Peder, bunun Sümerlilere ait olduğunu söyler ve neden Afrika’da olduğunu düşündüklerini sorar. Bir bakışta Sümerlilere ait olduğunu bilmesi, onun konunun uzmanı bir arkeolog olduğunun da göstergesi niteliğindedir. Adam bu soruyu yanıtsız bırakır. Adam, pederin merak uyandıran bu durumu araştırmak isteyeceğinden emindir.

Daha sonra film, Kenya’da Nairobi’de İngiliz Ordu Karargâhında devam eder. Peder görevi kabul etmiştir. Peder karargâhın merdivenlerinde elindeki örneği incelerken, kapının önünden İngiliz askerleri geçer ve pederin yüzündeki ifade değişir. Gözünün önüne eskiye ait bir görüntü gelir. Daha sonradan bunun İkinci Dünya Savaşına ait olduğu anlaşılacaktır. Görüntü, bir adamın Bay Merrin’ı binbaşının onu çağırdığını söylemesi üzerine kesilir ve adının Merrin olduğunu öğrendiğimiz peder binbaşının yanına gider.

Binbaşı kelebek koleksiyonu yapan bir adamdır. Peder Merrin’e kazı hakkında bilgi verir. Bu sırada içeri adının Francis olduğunu öğrenilen bir peder girer. Kazı sırasında beraber çalışacaklardır. Aralarında geçen konuşmada, pederin artık din ile ilgilenmediğini ve kendisine peder yerine bay kelimesinin kullanılmasını istediğini ima eder. Peder Francis, Vatikan’ın binbaşıyı görevlendirdiğini söyler ve kazı alanında dine değerle uygun hareket edilip edilmediğinden emin olmak istedikleri için de, bir pederin bulunmasını istemektedirler. Merrin kazı alanının Vatikan’a neden açıldığı diye sorar. Binbaşı, “biz açmadık, yani resmen” der. Ancak Peder Francis ile bakışmalarından bir şeyler sakladıkları bellidir. Daha sonradan, orada Vatikan’ın örtbas ettiği bir olayın yaşlandığı anlaşılacaktır. Peder Francis, Merrin’e bu konu ile ilgili teorisini sorar. Merrin Vatikan’ın bu konu ile ilgili kaynaklarının olması gerektiğini söyler ancak enteresan bir biçimde bu konu ile ilgili bir kaynak yoktur. Böyle bir kaynağın olmadığını söyleyen Peder Francis, “en az biz de sizin kadar karanlıktayız” der. Bu ifade, diğer bir anlatım ile Merrin’in inançsızlığını ve bu nedenle içinde bulunduğu karanlığı ifade etmek için kullanılmıştır.

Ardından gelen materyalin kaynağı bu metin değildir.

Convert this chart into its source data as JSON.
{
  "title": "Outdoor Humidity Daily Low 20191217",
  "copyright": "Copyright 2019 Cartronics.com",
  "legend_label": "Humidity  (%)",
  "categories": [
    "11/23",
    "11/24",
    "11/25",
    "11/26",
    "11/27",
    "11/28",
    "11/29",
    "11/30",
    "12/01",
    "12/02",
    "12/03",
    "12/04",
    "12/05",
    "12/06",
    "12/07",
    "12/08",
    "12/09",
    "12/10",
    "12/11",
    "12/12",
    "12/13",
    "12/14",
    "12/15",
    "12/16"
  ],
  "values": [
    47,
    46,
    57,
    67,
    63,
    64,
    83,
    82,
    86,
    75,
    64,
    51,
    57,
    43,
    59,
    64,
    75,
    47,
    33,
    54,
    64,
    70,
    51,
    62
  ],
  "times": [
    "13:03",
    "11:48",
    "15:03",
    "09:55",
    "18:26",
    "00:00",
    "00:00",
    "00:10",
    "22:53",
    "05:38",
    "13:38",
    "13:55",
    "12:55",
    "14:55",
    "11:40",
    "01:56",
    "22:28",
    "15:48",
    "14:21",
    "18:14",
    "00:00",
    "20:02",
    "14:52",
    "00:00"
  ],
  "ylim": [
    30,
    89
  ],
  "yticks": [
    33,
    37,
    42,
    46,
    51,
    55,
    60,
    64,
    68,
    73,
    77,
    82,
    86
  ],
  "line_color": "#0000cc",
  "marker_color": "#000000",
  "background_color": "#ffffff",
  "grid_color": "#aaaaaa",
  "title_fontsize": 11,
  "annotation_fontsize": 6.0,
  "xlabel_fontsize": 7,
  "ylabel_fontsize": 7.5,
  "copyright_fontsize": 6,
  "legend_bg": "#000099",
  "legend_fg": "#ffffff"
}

Filmin bir sonraki sahnesinde, Peder Francis ve Peder Merrin Turkana’ya, kazı alanına doğru gitmektedir. Yol kenarında bir mezarlık görürler. Çevirmen olarak tutulan Cuma adındaki şoföre ne olduğu sorulduğunda veba diye cevap verir. Kaç insan öldü denildiğinde ise hepsi der. Bu mezarlık daha sonraki sahneler için ayrı bir önem taşıyacaktır.

Araba bir yerleşim yerinde durur ve Peder Merrin içeri girer. Kazı alanında kendisine yardım edecek olan adamın yanına gider. Adının Jeffrie olduğu öğrenilecek adamın suratında kabarcıklar vardır. Daha sonradan aralarına katılan bayan doktor bunun alerjik bir tepki olduğunu söyler. Jeffrie, kilisenin gayet iyi durumda olduğunu fakat ellerinde kalan adamların içeriye girmediklerini söyler. Neden sorusunu yanıtsız bırakarak masadan kalkar ve kazı alanına gitmem gerek der. Bu sırada adının Sara olduğu öğrenilen doktor ile Peder Merrin konuşmaya başlar.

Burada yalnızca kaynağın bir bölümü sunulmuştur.